Sur le parking d'une concession Renault-Dacia à Nouméa, le 17 mai. (DELPHINE MAYEUR/AFP)
publié le 19 mai 2024 à 11h15

«Pour être clairs, ce sont bien des gens comme nous ?» s’enquiert la présentatrice de BFM TV. Il est question des miliciens caldoches qui se sont organisés en groupes d’autodéfense contre les pillages et, parfois équipés d’armes à feu, tiennent les barrages. Mais oui, confirme l’envoyé spécial à Nouméa. Totalement comme nous. Pas le moins du monde paramilitaire. Juste blancs. Propriétaires de leurs pavillons, de leurs maisons, de leurs magasins, de leurs garages, qu’ils protègent contre les saccages.

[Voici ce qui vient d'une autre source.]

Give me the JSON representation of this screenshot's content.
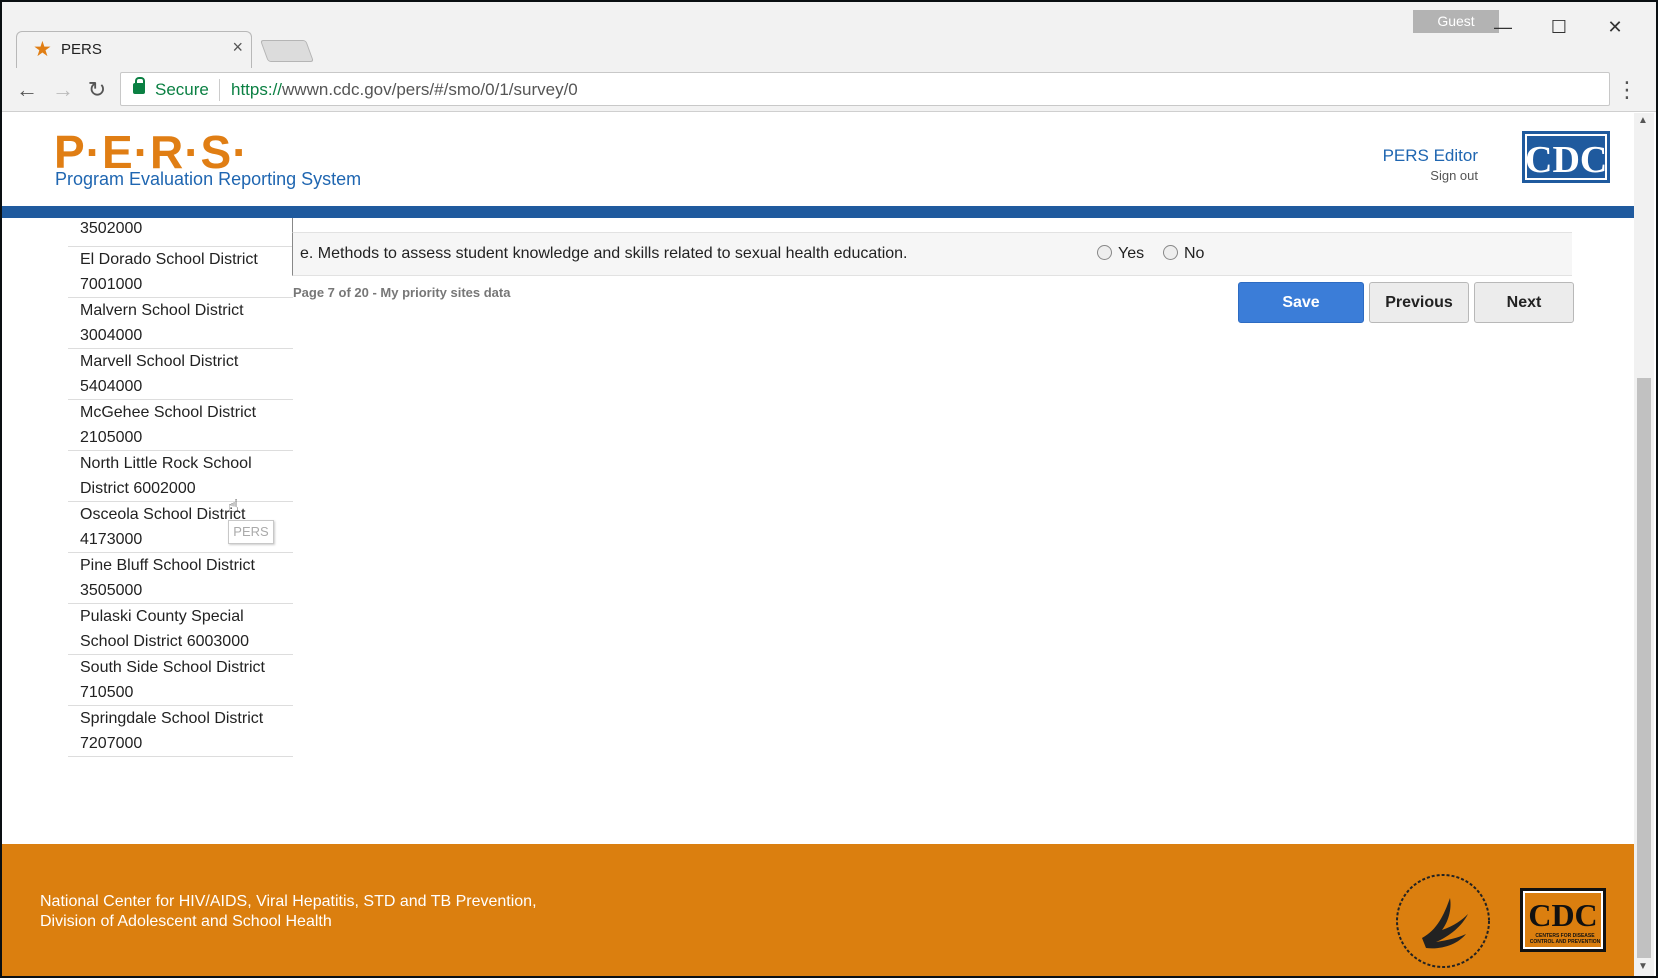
{
  "browser": {
    "tab_title": "PERS",
    "tab_close": "×",
    "profile": "Guest",
    "secure_label": "Secure",
    "url_scheme": "https://",
    "url_rest": "wwwn.cdc.gov/pers/#/smo/0/1/survey/0"
  },
  "header": {
    "logo": "P·E·R·S·",
    "subtitle": "Program Evaluation Reporting System",
    "user_role": "PERS Editor",
    "sign_out": "Sign out",
    "cdc_logo": "CDC"
  },
  "sidebar": {
    "items": [
      {
        "line1": "",
        "line2": "3502000"
      },
      {
        "line1": "El Dorado School District",
        "line2": "7001000"
      },
      {
        "line1": "Malvern School District",
        "line2": "3004000"
      },
      {
        "line1": "Marvell School District",
        "line2": "5404000"
      },
      {
        "line1": "McGehee School District",
        "line2": "2105000"
      },
      {
        "line1": "North Little Rock School",
        "line2": "District 6002000"
      },
      {
        "line1": "Osceola School District",
        "line2": "4173000"
      },
      {
        "line1": "Pine Bluff School District",
        "line2": "3505000"
      },
      {
        "line1": "Pulaski County Special",
        "line2": "School District 6003000"
      },
      {
        "line1": "South Side School District",
        "line2": "710500"
      },
      {
        "line1": "Springdale School District",
        "line2": "7207000"
      }
    ]
  },
  "question": {
    "text": "e. Methods to assess student knowledge and skills related to sexual health education.",
    "option_yes": "Yes",
    "option_no": "No"
  },
  "pager": {
    "info": "Page 7 of 20 - My priority sites data",
    "save": "Save",
    "previous": "Previous",
    "next": "Next"
  },
  "tooltip": "PERS",
  "footer": {
    "line1": "National Center for HIV/AIDS, Viral Hepatitis, STD and TB Prevention,",
    "line2": "Division of Adolescent and School Health",
    "cdc_logo": "CDC",
    "cdc_tagline": "CENTERS FOR DISEASE CONTROL AND PREVENTION"
  }
}
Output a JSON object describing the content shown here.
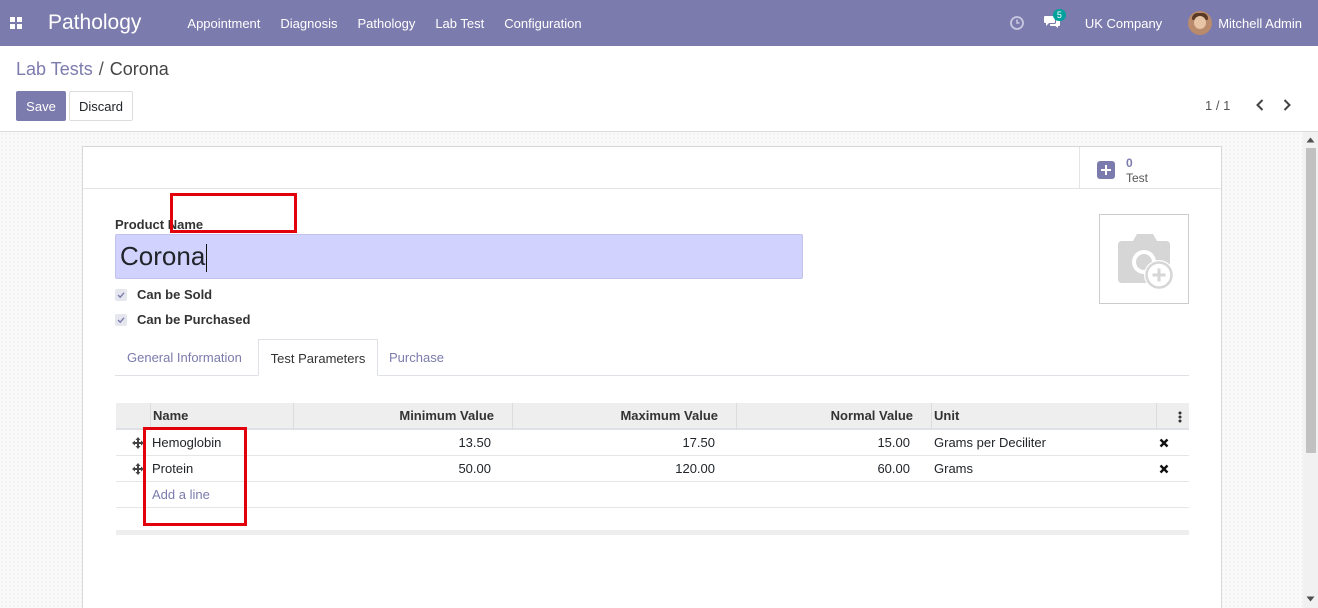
{
  "navbar": {
    "app_title": "Pathology",
    "menu": [
      "Appointment",
      "Diagnosis",
      "Pathology",
      "Lab Test",
      "Configuration"
    ],
    "chat_count": "5",
    "company": "UK Company",
    "user": "Mitchell Admin",
    "icons": {
      "apps": "apps-grid-icon",
      "activity": "clock-icon",
      "messages": "chat-icon"
    }
  },
  "control_panel": {
    "breadcrumb_parent": "Lab Tests",
    "breadcrumb_separator": "/",
    "breadcrumb_current": "Corona",
    "save_label": "Save",
    "discard_label": "Discard",
    "pager": "1 / 1"
  },
  "form": {
    "stat_button": {
      "value": "0",
      "label": "Test"
    },
    "product_name_label": "Product Name",
    "product_name": "Corona",
    "can_be_sold_label": "Can be Sold",
    "can_be_sold": true,
    "can_be_purchased_label": "Can be Purchased",
    "can_be_purchased": true,
    "tabs": [
      "General Information",
      "Test Parameters",
      "Purchase"
    ],
    "active_tab": "Test Parameters"
  },
  "parameters_table": {
    "columns": [
      "Name",
      "Minimum Value",
      "Maximum Value",
      "Normal Value",
      "Unit"
    ],
    "rows": [
      {
        "name": "Hemoglobin",
        "min": "13.50",
        "max": "17.50",
        "normal": "15.00",
        "unit": "Grams per Deciliter"
      },
      {
        "name": "Protein",
        "min": "50.00",
        "max": "120.00",
        "normal": "60.00",
        "unit": "Grams"
      }
    ],
    "add_line_label": "Add a line"
  },
  "colors": {
    "brand": "#7c7bad",
    "name_input_bg": "#d2d2ff",
    "highlight": "#e2010a"
  }
}
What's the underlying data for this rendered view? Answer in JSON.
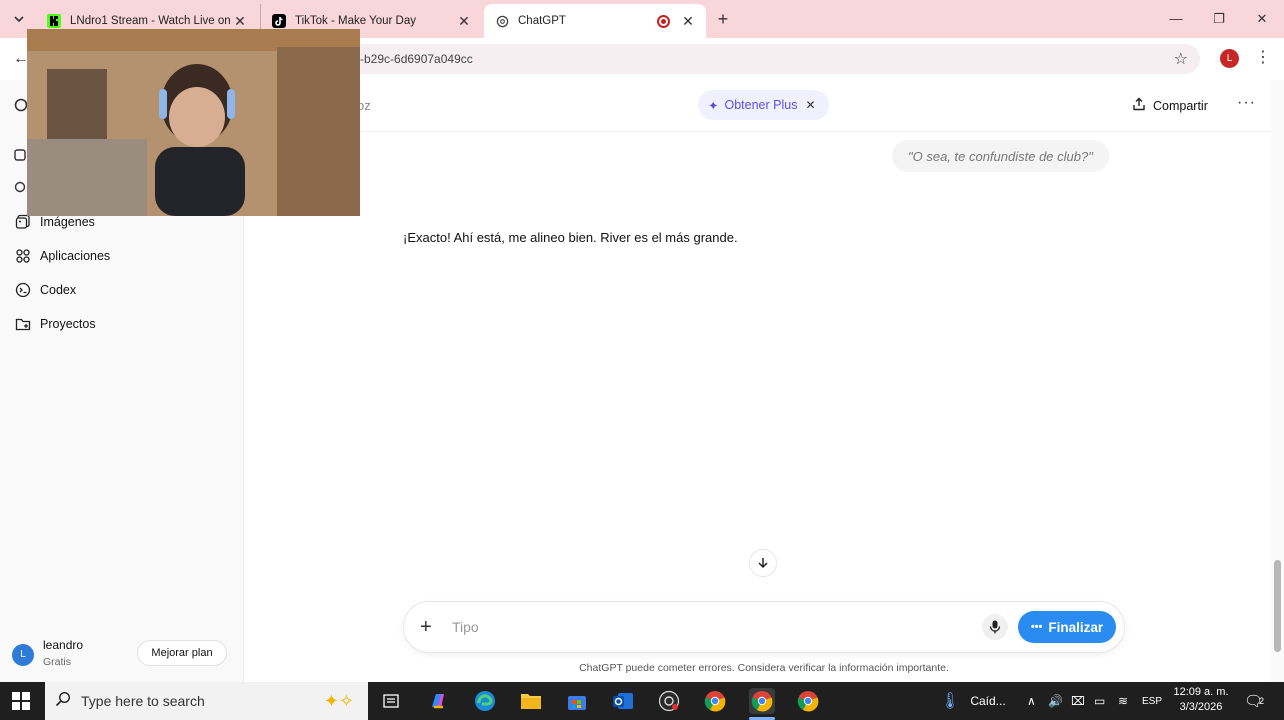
{
  "browser": {
    "tabs": [
      {
        "title": "LNdro1 Stream - Watch Live on",
        "favicon": "kick-icon",
        "color": "#53fc18"
      },
      {
        "title": "TikTok - Make Your Day",
        "favicon": "tiktok-icon"
      },
      {
        "title": "ChatGPT",
        "favicon": "openai-icon",
        "active": true
      }
    ],
    "url": "-b29c-6d6907a049cc",
    "profile_initial": "L"
  },
  "sidebar": {
    "items": [
      {
        "label": "Imágenes",
        "icon": "images-icon"
      },
      {
        "label": "Aplicaciones",
        "icon": "apps-grid-icon"
      },
      {
        "label": "Codex",
        "icon": "codex-icon"
      },
      {
        "label": "Proyectos",
        "icon": "folder-icon"
      }
    ],
    "user": {
      "initial": "L",
      "name": "leandro",
      "plan": "Gratis",
      "upgrade_label": "Mejorar plan"
    }
  },
  "header": {
    "model_peek": "oz",
    "plus_label": "Obtener Plus",
    "share_label": "Compartir"
  },
  "chat": {
    "user_message": "\"O sea, te confundiste de club?\"",
    "assistant_message": "¡Exacto! Ahí está, me alineo bien. River es el más grande."
  },
  "composer": {
    "placeholder": "Tipo",
    "finish_label": "Finalizar",
    "disclaimer": "ChatGPT puede cometer errores. Considera verificar la información importante."
  },
  "taskbar": {
    "search_placeholder": "Type here to search",
    "weather": "Caíd...",
    "language": "ESP",
    "time": "12:09 a. m.",
    "date": "3/3/2026",
    "notifications": "2"
  },
  "colors": {
    "accent_blue": "#2a8cf0",
    "plus_purple": "#5c4ee5",
    "tabstrip": "#f9d6d9"
  }
}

Le lendemain, sur la même chaîne, en chair en os et en visio, un témoin «comme nous». Tellement «comme nous» qu’il porte même un nom : Philippe Vadé. Il explique comment s’organisent des milices caldoches. «Les gens se sont constitués en milices pour aider les forces de l’ordre. Avec des battes de baseball et des barres de fer.» Armées ? Non non, rassurez-vous. Rien d’autre que les battes et les barres. Pour autant, la chaîne ne le désigne pas comme un «Caldoche», un «anti-indépendantiste» ou un «loyaliste». Encore moins comme un «milicien anti-indépendantiste». Non. Simplement comme «un habitant».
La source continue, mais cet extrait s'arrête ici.